Le nouveau robot de Lenoir-Mec (60 salariés ; CA : 14 M€) a été inauguré officiellement en octobre 2024, dans l’usine française de l’entreprise qui réunit une quarantaine de salariés, à Cosnes-et-Romain, en Meurthe-et-Moselle. Développée en partenariat avec l’entreprise d’ingénierie mosellane Opteamum, l’installation doit permettre d’automatiser la production de l’entreprise, spécialisée dans les solutions de séparation magnétique et experte dans les domaines du recyclage et de la manutention.
Soutenu par Bpifrance à travers le plan France Relance, l’investissement réalisé par l’entreprise pour l’installation du robot n’est pas communiqué.
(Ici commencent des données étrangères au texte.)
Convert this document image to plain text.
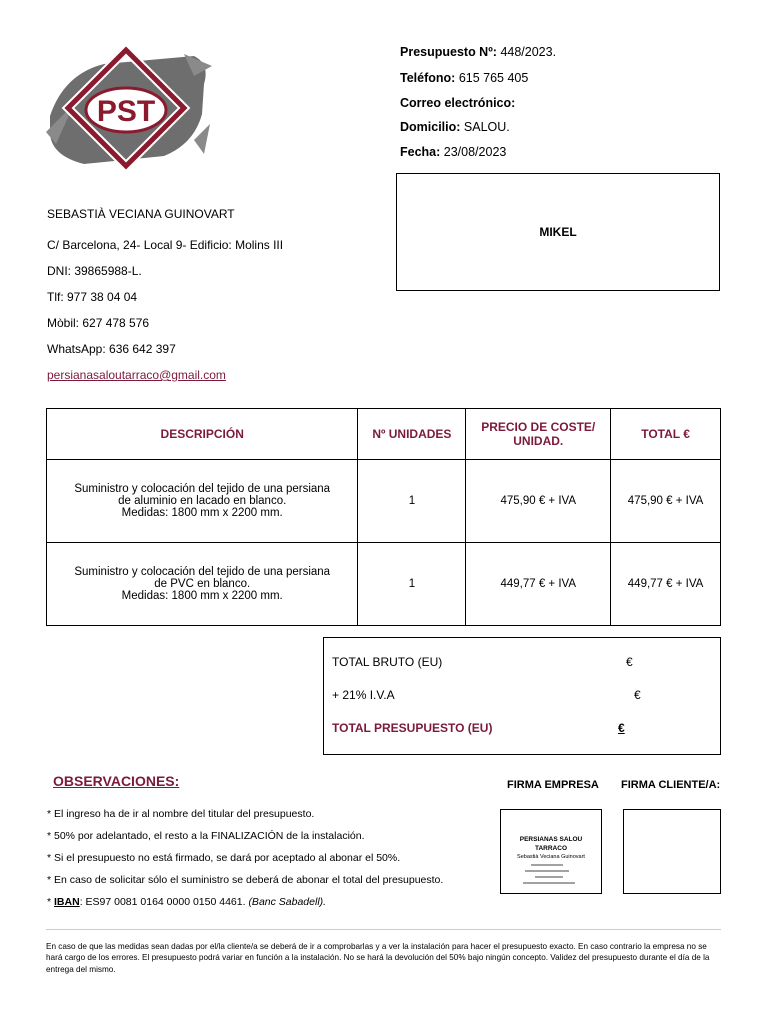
PST
Presupuesto Nº: 448/2023.
Teléfono: 615 765 405
Correo electrónico:
Domicilio: SALOU.
Fecha: 23/08/2023
MIKEL
SEBASTIÀ VECIANA GUINOVART
C/ Barcelona, 24- Local 9- Edificio: Molins III
DNI: 39865988-L.
Tlf: 977 38 04 04
Mòbil: 627 478 576
WhatsApp: 636 642 397
persianasaloutarraco@gmail.com
DESCRIPCIÓN	Nº UNIDADES	PRECIO DE COSTE/ UNIDAD.	TOTAL €

Suministro y colocación del tejido de una persiana
de aluminio en lacado en blanco.
Medidas: 1800 mm x 2200 mm.	1	475,90 € + IVA	475,90 € + IVA

Suministro y colocación del tejido de una persiana
de PVC en blanco.
Medidas: 1800 mm x 2200 mm.	1	449,77 € + IVA	449,77 € + IVA
TOTAL BRUTO (EU)	€
+ 21% I.V.A	€
TOTAL PRESUPUESTO (EU)	€
OBSERVACIONES:
* El ingreso ha de ir al nombre del titular del presupuesto.
* 50% por adelantado, el resto a la FINALIZACIÓN de la instalación.
* Si el presupuesto no está firmado, se dará por aceptado al abonar el 50%.
* En caso de solicitar sólo el suministro se deberá de abonar el total del presupuesto.
* IBAN: ES97 0081 0164 0000 0150 4461. (Banc Sabadell).
FIRMA EMPRESA FIRMA CLIENTE/A:
PERSIANAS SALOU TARRACO
Sebastià Veciana Guinovart
En caso de que las medidas sean dadas por el/la cliente/a se deberá de ir a comprobarlas y a ver la instalación para hacer el presupuesto exacto. En caso contrario la empresa no se hará cargo de los errores. El presupuesto podrá variar en función a la instalación. No se hará la devolución del 50% bajo ningún concepto. Validez del presupuesto durante el día de la entrega del mismo.
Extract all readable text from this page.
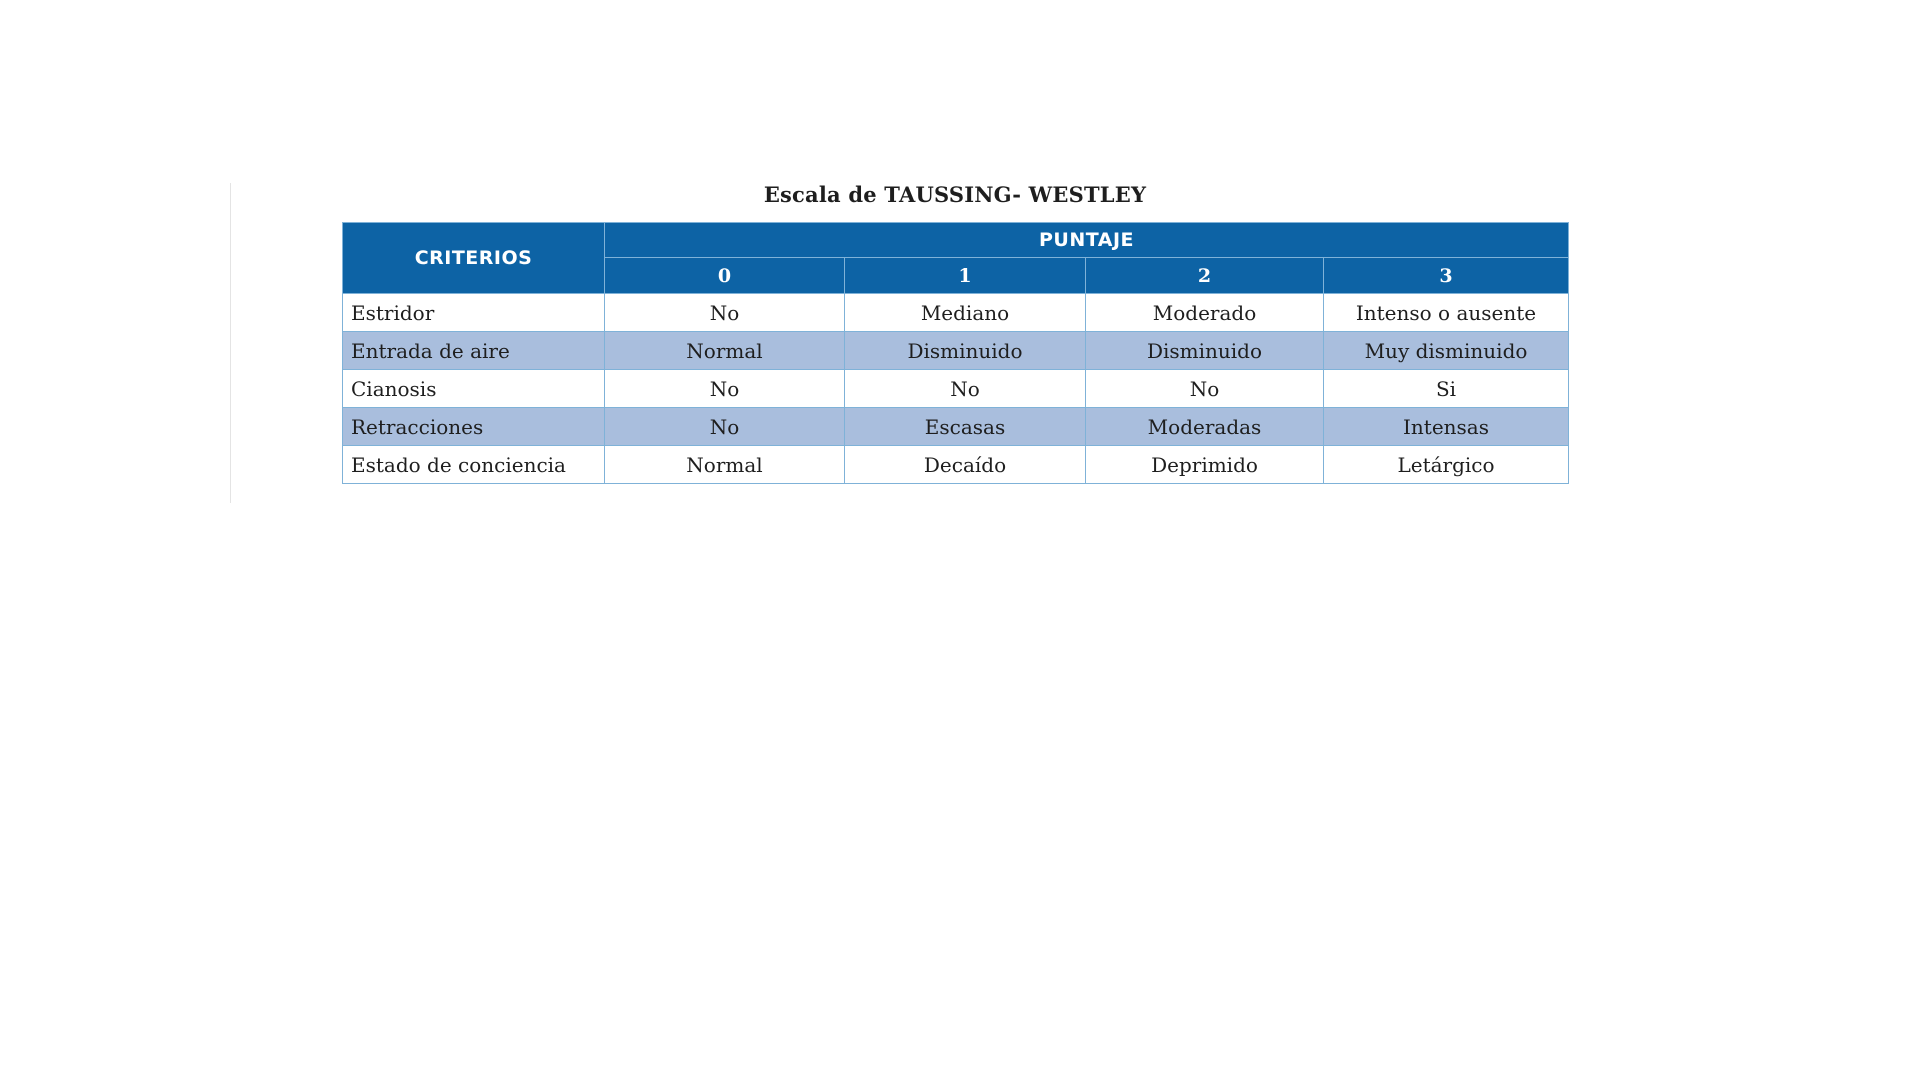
Escala de TAUSSING- WESTLEY
CRITERIOS	PUNTAJE			
	0	1	2	3
Estridor	No	Mediano	Moderado	Intenso o ausente
Entrada de aire	Normal	Disminuido	Disminuido	Muy disminuido
Cianosis	No	No	No	Si
Retracciones	No	Escasas	Moderadas	Intensas
Estado de conciencia	Normal	Decaído	Deprimido	Letárgico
Pour autant, Dominique Steichen, le directeur général de Lenoir-Mec, évoque "un marché en hausse", ainsi qu’une "croissance constante, à deux chiffres certaines années, depuis 2015". Lenoir-Mec, qui compte également un site d’une vingtaine de salariés en Italie, est une filiale du groupe Delachaux (4 115 collaborateurs ; 1,175 Md€ de CA).
Des enjeux de sécurité
Commandé à l’été 2023, puis soumis à des essais, le robot devrait être pleinement opérationnel en décembre 2024. L’installation doit optimiser la mise en œuvre de blocs magnétiques. "Cet équipement contribue à renforcer la sécurité des opérateurs sur site, car la manipulation des aimants est dangereuse et comporte des risques élevés d’accidents", précise l’entreprise. Pour autant, "nous connaissons très peu d’accidents : tous nos opérateurs sont sensibilisés à la sécurité", complète Dominique Steichen.
Les opérateurs dont le travail sera effectué par la machine devraient désormais travailler sur des tâches de maintenance et d’alimentation du robot, ainsi qu’à la production. Aucun poste ne devrait être menacé par la nouvelle installation. "Au contraire, nous avons actuellement trois alternants, deux personnes à l’essai et un poste ouvert à l’atelier : nous connaissons actuellement une croissance de nos ressources humaines de 15 %", chiffre le directeur.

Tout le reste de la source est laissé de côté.